In Anwesenheit der Zeugin wurde von Seiten der Verteidigung dem Gericht gegenüber festgestellt, dass durch die bisherigen Zeugenbefragungen weder der Abtransport der Gefangenen, noch die Identität der an der Festnahme Beteiligten, deutlich geworden wäre. Die Anwälte stellten daraufhin den Antrag, die Weigerung der Zeugin Fragen zu beantworten zu protokollieren und über die Klärung folgender Fragen zu entscheiden:Welche Kollegen saßen mit der Zeugin auf der Heimfahrt im PKW oder fuhr sie allein? Wie viele Fahrzeuge waren am Festnahmeort? Wie viele Kollegen blieben am Festnahmeort als sie wegfuhr? War der Kollege Gottschalk auf dem Weg zum Festnahmeort bei ihr im PKW? Wie viele weibliche Kollegen waren am Einsatz beteiligt? Wer nahm Oliver R. fest? Wer weiß mehr?

Nachdem die Zeugin unvereidigt entlassen wurde machte die Verteidigung noch einmal deutlich, dass der Ablauf und die Art und Weise der Durchsuchung und Verbringung der Angeklagten immer noch völlig ungeklärt sei. Die Staatsanwaltschaft lenkte daraufhin ein und kündigte an, Informationen über weitere Beamte, die an der Festnahme und Durchsuchung beteiligt waren, nachzuliefern.

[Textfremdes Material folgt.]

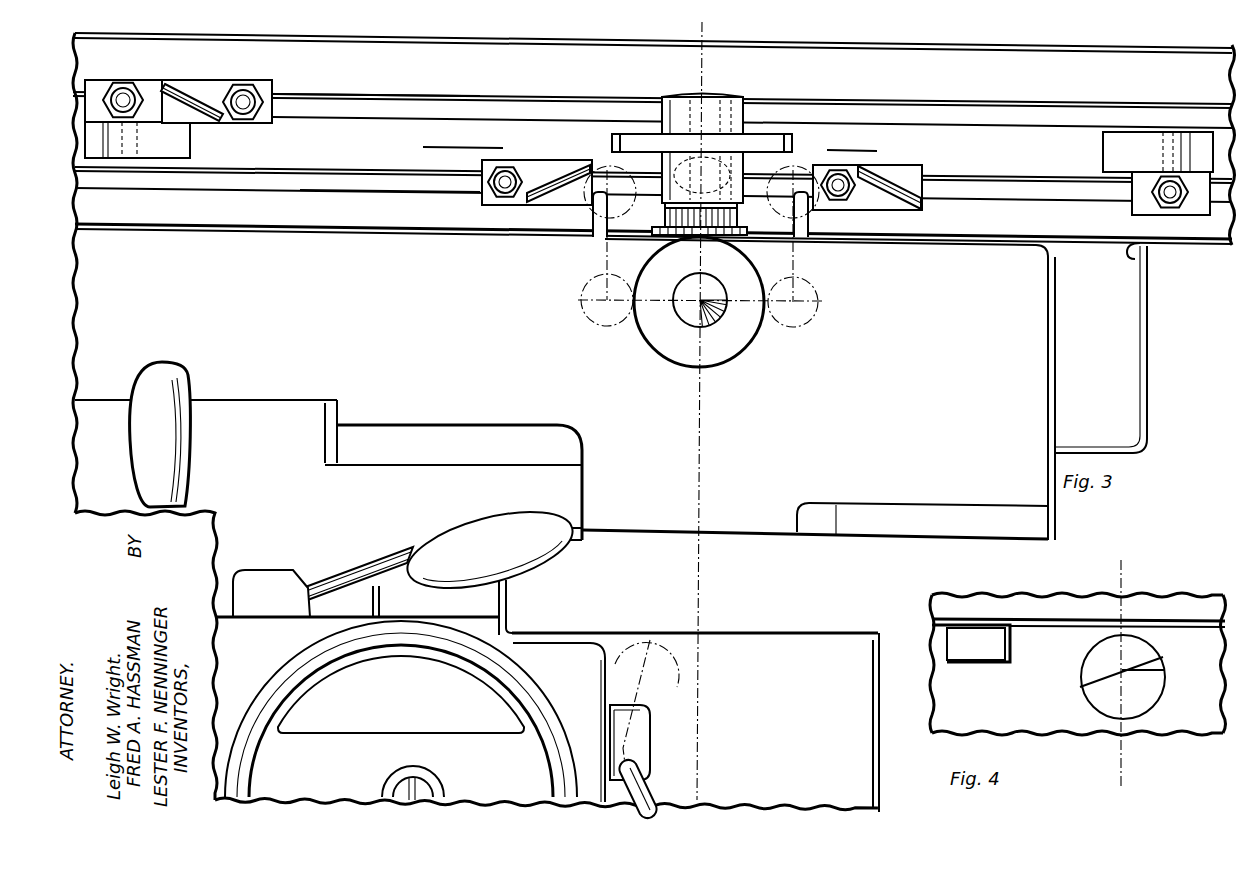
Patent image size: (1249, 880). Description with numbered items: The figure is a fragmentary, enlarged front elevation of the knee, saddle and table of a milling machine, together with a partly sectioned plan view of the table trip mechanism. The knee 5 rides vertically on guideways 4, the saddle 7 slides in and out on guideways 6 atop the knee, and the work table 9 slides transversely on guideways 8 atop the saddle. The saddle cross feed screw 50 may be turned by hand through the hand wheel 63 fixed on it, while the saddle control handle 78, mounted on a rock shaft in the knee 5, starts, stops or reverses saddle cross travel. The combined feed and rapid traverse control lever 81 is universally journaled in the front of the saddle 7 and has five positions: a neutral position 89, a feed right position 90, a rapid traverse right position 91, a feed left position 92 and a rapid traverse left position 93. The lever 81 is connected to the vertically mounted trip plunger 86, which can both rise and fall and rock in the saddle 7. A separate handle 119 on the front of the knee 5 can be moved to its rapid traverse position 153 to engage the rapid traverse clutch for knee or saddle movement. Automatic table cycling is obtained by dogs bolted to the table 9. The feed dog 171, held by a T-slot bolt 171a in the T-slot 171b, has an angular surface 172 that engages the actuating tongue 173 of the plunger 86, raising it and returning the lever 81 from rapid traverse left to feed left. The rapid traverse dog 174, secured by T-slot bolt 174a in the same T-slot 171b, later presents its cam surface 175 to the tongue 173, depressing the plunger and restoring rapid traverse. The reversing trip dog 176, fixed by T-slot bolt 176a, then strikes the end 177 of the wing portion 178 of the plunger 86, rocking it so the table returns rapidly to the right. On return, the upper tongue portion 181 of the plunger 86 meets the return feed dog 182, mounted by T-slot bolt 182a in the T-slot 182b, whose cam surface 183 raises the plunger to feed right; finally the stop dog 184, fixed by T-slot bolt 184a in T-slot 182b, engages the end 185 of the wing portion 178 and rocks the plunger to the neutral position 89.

In FIG. 3, the guideways 4 is at (453, 125).
In FIG. 3, the knee 5 is at (872, 786).
In FIG. 3, the guideways 6 is at (402, 463).
In FIG. 4, the guideways 6 is at (1160, 561).
In FIG. 3, the saddle 7 is at (1130, 381).
In FIG. 4, the saddle 7 is at (987, 717).
In FIG. 3, the guideways 8 is at (1143, 260).
In FIG. 3, the work table 9 is at (652, 138).
In FIG. 4, the work table 9 is at (1203, 606).
In FIG. 3, the saddle cross feed screw 50 is at (418, 796).
In FIG. 3, the hand wheel 63 is at (548, 690).
In FIG. 3, the saddle control handle 78 is at (474, 535).
In FIG. 3, the combined feed and rapid traverse control lever 81 is at (712, 286).
In FIG. 4, the trip plunger 86 is at (1123, 677).
In FIG. 3, the neutral position 89 is at (712, 318).
In FIG. 3, the feed right position 90 is at (806, 308).
In FIG. 3, the rapid traverse right position 91 is at (807, 227).
In FIG. 3, the feed left position 92 is at (609, 308).
In FIG. 3, the rapid traverse left position 93 is at (598, 220).
In FIG. 3, the rapid traverse control handle 119 is at (647, 782).
In FIG. 3, the rapid traverse position 153 is at (662, 679).
In FIG. 3, the feed dog 171 is at (537, 182).
In FIG. 4, the feed dog 171 is at (976, 644).
In FIG. 3, the T-slot bolt 171a is at (504, 184).
In FIG. 3, the T-slot 171b is at (373, 184).
In FIG. 3, the angular surface 172 is at (567, 177).
In FIG. 4, the angular surface 172 is at (992, 652).
In FIG. 3, the actuating tongue 173 is at (714, 166).
In FIG. 4, the actuating tongue 173 is at (1157, 668).
In FIG. 3, the rapid traverse dog 174 is at (867, 188).
In FIG. 3, the T-slot bolt 174a is at (843, 202).
In FIG. 3, the cam surface 175 is at (897, 178).
In FIG. 3, the reversing trip dog 176 is at (1158, 152).
In FIG. 3, the T-slot bolt 176a is at (1172, 198).
In FIG. 3, the end of wing portion 177 is at (794, 148).
In FIG. 3, the wing portion 178 is at (756, 142).
In FIG. 3, the upper tongue portion 181 is at (670, 104).
In FIG. 3, the return feed dog 182 is at (217, 101).
In FIG. 3, the T-slot bolt 182a is at (243, 100).
In FIG. 3, the T-slot 182b is at (323, 102).
In FIG. 3, the cam surface 183 is at (185, 93).
In FIG. 3, the stop dog 184 is at (137, 140).
In FIG. 3, the T-slot bolt 184a is at (123, 100).
In FIG. 3, the end of wing portion 185 is at (618, 152).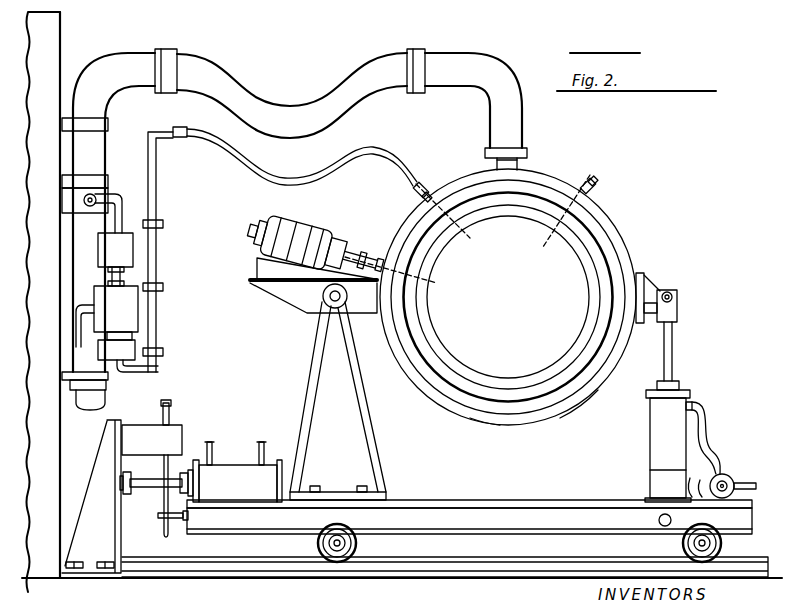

Die Anwälte forderten die Praxis des Gerichtes, Zeugenladungen erst kurz vor dem Verhandlungstag bekannt zu machen, zu ändern. Daraufhin erklärte der Richter, dass zum Thema "Brandenburg" demnächst alle Zeugenladungen abgeschlossen seien und der nächste Verhandlungskomplex beginnen würde.

Zum Ende des Verhandlungstages gab es einen weiteren Disput zwischen Verteidigung und Gericht über den von der Bundesanwaltschaft noch nicht bearbeiteten Antrag auf Herbeiziehung weiterer Akten.

Am nächsten Verhandlungstag, Donnerstag den 12.2.09 um 9.00 Uhr wird der Prozess mit der Vernehmung des Zeugen Gottschalk fortgesetzt.